- From: Mark Baker <distobj@acm.org>
- Date: Thu, 1 Nov 2012 10:25:12 -0400
- To: Andy Seaborne <andy.seaborne@epimorphics.com>
- Cc: public-ldp-wg@w3.org
Sorry for the delay - I had temporarily lost access to my Gmail account. On Mon, Oct 22, 2012 at 4:56 AM, Andy Seaborne <andy.seaborne@epimorphics.com> wrote: > > > On 21/10/12 22:19, Mark Baker wrote: >> >> On Sun, Oct 21, 2012 at 3:53 PM, Ruben Verborgh <ruben.verborgh@ugent.be> >> wrote: > > >>> Can BPR clients talk to generic RFC2616 servers?

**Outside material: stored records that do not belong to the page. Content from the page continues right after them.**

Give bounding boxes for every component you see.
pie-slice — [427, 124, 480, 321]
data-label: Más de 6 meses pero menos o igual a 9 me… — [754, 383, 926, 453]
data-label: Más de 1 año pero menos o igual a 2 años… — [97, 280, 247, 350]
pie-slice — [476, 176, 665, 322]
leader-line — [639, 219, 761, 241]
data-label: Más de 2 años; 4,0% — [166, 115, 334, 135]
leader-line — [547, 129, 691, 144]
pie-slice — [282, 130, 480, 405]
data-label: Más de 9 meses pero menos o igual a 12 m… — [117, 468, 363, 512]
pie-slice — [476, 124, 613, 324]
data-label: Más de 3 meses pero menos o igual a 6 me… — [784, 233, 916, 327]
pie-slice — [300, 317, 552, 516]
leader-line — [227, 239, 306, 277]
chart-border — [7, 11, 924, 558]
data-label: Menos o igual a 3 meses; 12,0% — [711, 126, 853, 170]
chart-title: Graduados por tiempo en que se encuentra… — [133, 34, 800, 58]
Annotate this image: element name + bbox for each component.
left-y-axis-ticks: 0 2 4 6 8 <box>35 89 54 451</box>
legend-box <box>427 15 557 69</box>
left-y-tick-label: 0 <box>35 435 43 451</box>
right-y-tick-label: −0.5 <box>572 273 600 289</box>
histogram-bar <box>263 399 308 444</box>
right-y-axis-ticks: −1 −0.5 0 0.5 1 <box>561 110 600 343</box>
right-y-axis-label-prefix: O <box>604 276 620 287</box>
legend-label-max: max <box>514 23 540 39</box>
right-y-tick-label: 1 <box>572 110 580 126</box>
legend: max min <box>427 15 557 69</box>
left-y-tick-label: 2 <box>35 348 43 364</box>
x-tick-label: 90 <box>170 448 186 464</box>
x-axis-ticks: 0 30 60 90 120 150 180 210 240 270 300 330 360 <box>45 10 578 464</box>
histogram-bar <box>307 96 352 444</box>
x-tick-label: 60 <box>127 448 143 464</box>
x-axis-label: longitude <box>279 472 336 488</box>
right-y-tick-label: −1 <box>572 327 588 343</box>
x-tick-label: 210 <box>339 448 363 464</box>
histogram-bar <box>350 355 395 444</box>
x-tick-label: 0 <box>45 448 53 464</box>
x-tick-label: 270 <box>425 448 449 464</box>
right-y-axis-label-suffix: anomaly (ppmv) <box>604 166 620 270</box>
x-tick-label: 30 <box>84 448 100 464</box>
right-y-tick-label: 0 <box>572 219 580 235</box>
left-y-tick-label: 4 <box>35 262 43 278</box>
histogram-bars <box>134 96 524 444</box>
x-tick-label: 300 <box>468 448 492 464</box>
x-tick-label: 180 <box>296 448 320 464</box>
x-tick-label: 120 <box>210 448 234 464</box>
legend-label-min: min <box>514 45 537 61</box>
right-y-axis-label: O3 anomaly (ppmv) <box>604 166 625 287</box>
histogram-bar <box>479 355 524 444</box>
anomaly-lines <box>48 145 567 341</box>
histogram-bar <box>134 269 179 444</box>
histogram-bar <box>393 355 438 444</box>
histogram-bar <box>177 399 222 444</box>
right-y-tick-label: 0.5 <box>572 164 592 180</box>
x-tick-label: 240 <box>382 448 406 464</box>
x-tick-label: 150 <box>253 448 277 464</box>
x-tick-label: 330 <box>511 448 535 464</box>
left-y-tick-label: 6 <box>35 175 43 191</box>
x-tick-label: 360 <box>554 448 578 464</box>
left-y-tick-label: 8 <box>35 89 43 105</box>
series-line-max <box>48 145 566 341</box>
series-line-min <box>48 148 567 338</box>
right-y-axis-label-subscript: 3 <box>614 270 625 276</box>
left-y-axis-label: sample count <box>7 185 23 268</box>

No. Should they? No. >> >> >> Whoa, that was unexpected. Before I pick apart why that's an awful >> idea, I'd like to ask whether others agree or disagree. > > > LDP should be defined by the specific data exchanged, not by specialization > of HTTP. > > And in the case of LDP-R/BPR, there isn't much "specific data": it's RDF, > "The subject is typically the BPR itself", there must be an rdf:type, etags > required. > > Looks to me like BPR clients can talk to lots of things. Well said, Andy. > > Containers are a whole different ball game. Agreed. When HTTP bundles two separate but important semantics into one - "append" and "process" into "POST" - it creates problems when reasoning about interactions with containers. Mark.